The deal, however, with its abruptly short actual term of peace from U.S. trade actions, even provides the U.S. industry and the Coalition for Fair Lumber Imports with a reward for sponsoring what have now been definitely shown to be illegal trade actions: a $500 million nest egg with which to finance future harassment, as early as two years from the time this deal goes into effect.
In short, by now it is clear that this agreement does not well serve Canadian interests, whether the interests are of our forest industry, forest sector workers, forest based communities, or Canadian citizens. It provides insufficient value to Canada while offering dangerous incentives to future U.S. trade actions. It does not represent a satisfactory resolution to the lumber trade dispute.

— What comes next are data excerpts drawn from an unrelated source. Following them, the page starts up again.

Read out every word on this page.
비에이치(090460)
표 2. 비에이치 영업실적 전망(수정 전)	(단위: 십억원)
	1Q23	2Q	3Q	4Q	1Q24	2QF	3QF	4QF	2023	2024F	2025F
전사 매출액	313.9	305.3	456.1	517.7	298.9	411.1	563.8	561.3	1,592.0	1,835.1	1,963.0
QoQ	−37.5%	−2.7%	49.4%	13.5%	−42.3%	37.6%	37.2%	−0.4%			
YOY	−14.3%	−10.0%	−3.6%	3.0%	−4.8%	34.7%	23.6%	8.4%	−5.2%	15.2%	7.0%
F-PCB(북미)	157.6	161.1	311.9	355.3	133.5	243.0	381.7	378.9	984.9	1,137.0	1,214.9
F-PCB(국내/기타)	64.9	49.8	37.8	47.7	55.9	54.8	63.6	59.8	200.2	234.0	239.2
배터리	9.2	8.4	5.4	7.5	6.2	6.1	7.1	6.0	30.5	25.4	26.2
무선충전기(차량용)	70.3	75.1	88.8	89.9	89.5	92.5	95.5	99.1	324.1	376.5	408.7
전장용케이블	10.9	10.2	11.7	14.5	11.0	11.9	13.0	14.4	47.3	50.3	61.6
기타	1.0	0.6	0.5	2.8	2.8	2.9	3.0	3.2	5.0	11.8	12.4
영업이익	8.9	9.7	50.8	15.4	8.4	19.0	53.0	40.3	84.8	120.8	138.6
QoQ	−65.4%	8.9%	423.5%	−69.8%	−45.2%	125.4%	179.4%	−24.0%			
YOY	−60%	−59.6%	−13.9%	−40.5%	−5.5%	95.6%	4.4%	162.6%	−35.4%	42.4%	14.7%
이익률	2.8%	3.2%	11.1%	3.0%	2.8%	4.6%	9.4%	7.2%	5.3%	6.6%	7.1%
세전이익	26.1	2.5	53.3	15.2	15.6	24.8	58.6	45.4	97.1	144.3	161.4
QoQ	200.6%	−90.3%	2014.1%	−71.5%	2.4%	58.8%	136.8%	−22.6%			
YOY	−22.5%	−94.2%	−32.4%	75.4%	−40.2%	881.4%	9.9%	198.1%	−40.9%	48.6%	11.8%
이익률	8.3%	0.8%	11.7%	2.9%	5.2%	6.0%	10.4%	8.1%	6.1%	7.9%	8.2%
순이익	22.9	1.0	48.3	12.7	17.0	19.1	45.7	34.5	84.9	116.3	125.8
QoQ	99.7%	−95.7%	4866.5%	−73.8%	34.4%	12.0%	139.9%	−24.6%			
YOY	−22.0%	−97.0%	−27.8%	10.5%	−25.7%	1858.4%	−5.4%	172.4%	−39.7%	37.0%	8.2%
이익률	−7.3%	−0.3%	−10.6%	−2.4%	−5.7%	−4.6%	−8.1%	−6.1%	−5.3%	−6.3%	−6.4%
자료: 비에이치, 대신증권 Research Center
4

Steelworkers recommend the following course of action. Canada must renounce this agreement. The government and Canadian companies should continue with their legal actions. They urge Canadian companies to not agree to withdraw their legal challenges nor to agree to the payment of funds to the U.S. industry. The government should continue to support the legal actions required to erase fully all possible U.S. legal actions.
In short, the United Steelworkers of Canada urge Canadian companies and governments to set aside selfish interests and clearly stand up for Canada and Canadian interests. We must keep in mind the reality that Canada's forest sector is our leading industry and that it is a major source of jobs.
I have appreciated the opportunity to share the feelings of the United Steelworkers of Canada and to ask the government to rethink this whole deal.